We consume maltose in a variety of food without beeing aware of it.




Maltose is  an ideal complement to sucrose yet retains very similar bulking and texture building qualities with only one-third the sweetness. 

The possibility of blending gives more flexibility and freedom in matching sweetness and flavor profiles in food systems while maintaining a given mouth-feel. 

Like sucrose, Maltose  is a disaccharide consisting of two glucose molecules. Therefore it is defined as  a food, not as an additive. 

It has processing characteristics similar to sucrose in terms of saccharimetric value, viscosity,
 osmotic pressure, gel strength imparting, low water activity, etc.

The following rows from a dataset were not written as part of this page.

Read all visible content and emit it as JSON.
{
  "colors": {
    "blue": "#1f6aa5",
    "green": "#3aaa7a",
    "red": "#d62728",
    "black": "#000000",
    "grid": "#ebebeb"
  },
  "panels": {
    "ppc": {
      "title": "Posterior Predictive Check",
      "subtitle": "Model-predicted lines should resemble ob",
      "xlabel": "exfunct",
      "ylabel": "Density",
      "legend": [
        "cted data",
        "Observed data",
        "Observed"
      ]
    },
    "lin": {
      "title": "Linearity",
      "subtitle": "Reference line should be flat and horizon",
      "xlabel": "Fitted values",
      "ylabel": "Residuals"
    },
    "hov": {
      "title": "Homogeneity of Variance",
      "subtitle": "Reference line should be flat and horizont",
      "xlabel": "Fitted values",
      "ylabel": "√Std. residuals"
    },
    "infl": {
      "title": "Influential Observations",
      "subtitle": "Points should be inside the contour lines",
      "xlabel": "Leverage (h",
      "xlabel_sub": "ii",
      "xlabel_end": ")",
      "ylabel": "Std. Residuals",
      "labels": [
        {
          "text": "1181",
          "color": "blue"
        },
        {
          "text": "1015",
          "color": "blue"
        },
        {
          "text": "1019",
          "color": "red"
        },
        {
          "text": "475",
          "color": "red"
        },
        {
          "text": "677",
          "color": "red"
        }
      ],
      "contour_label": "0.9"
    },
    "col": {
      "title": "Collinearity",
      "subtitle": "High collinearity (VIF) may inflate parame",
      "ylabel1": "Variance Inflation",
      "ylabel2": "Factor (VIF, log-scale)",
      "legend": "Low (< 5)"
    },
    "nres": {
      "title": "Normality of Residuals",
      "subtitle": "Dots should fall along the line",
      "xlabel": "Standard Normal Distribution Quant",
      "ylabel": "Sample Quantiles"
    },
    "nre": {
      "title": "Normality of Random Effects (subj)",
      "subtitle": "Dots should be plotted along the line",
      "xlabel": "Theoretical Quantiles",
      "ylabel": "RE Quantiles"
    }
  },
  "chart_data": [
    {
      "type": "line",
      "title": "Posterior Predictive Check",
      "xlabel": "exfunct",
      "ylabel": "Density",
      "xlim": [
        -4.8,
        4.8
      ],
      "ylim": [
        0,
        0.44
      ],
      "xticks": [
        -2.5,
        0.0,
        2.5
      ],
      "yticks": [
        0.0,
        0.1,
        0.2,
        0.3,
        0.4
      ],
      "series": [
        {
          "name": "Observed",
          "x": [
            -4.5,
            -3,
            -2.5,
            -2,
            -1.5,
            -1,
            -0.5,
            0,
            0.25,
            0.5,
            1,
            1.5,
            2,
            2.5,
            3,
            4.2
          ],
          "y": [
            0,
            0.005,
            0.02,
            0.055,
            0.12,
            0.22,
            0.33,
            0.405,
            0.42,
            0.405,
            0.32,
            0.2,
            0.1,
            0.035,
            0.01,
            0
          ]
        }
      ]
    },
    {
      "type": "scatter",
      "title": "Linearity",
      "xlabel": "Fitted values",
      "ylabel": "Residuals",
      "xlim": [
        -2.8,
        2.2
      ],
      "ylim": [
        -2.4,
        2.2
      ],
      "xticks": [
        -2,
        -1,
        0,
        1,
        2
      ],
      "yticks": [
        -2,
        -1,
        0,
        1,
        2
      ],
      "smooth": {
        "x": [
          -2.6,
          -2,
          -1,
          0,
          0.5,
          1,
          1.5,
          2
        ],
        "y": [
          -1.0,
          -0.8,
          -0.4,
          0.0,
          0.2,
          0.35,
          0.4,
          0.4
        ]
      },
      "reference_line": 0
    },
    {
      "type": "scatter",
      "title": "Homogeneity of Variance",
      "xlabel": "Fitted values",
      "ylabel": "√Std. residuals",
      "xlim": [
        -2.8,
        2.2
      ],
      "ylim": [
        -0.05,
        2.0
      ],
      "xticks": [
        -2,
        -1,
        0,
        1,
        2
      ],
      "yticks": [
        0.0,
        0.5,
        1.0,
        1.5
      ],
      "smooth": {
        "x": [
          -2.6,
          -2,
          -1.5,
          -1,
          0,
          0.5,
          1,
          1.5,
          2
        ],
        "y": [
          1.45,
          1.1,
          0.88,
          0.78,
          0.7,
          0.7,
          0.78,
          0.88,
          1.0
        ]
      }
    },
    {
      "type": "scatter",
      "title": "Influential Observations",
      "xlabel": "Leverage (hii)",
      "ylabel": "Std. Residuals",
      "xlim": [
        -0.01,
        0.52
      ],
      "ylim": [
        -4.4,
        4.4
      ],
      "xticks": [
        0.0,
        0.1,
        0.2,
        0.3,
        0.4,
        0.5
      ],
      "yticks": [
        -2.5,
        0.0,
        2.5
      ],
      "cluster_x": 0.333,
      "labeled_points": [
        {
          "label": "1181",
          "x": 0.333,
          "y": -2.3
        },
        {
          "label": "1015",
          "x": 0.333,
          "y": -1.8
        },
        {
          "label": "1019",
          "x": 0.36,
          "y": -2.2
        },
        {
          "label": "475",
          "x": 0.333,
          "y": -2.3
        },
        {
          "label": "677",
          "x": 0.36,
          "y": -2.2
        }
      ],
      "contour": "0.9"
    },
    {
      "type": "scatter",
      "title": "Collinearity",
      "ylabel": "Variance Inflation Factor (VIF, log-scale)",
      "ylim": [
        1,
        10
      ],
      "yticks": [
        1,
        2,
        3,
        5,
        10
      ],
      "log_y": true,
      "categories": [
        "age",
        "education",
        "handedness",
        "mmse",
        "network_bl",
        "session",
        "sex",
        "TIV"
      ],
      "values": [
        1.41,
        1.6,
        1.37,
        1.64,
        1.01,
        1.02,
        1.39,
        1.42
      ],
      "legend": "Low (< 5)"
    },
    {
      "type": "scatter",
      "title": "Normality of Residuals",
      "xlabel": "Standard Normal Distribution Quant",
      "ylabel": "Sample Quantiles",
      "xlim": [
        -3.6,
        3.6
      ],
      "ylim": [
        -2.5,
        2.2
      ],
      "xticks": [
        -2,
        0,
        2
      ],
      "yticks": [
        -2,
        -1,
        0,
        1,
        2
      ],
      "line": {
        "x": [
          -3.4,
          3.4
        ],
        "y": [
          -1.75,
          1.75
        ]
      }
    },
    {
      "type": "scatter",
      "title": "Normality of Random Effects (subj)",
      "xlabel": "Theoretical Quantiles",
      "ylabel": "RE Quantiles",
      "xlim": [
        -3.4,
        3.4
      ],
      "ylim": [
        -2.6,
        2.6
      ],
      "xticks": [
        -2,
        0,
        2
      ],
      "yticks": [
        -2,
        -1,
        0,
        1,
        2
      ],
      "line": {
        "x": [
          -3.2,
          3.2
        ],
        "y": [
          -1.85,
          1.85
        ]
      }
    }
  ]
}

Characteristics and Application


1. Shelf life improver for starch containing foods such as cakes. If one compares softness and moisture
 content of sponge cake or other media during  a shelf-life test with a sucrose/Maltose blend  one obtains significantly  better results than with sucrose alone or blend of other sweeteners  including 
 HFCS excluding  Maltose


2. Reduced sweetness :Maltose is able to reduce the sweetness of processed foods by partially replacing sucrose, thereby preserving the original taste or flavor of ingredients
 ( candy, fillings, drinks , jams, jellies …)
3.Heat/acidic resistance :Maltose is more stable to heat and acid  and less likely to undergo decomposition than sucrose.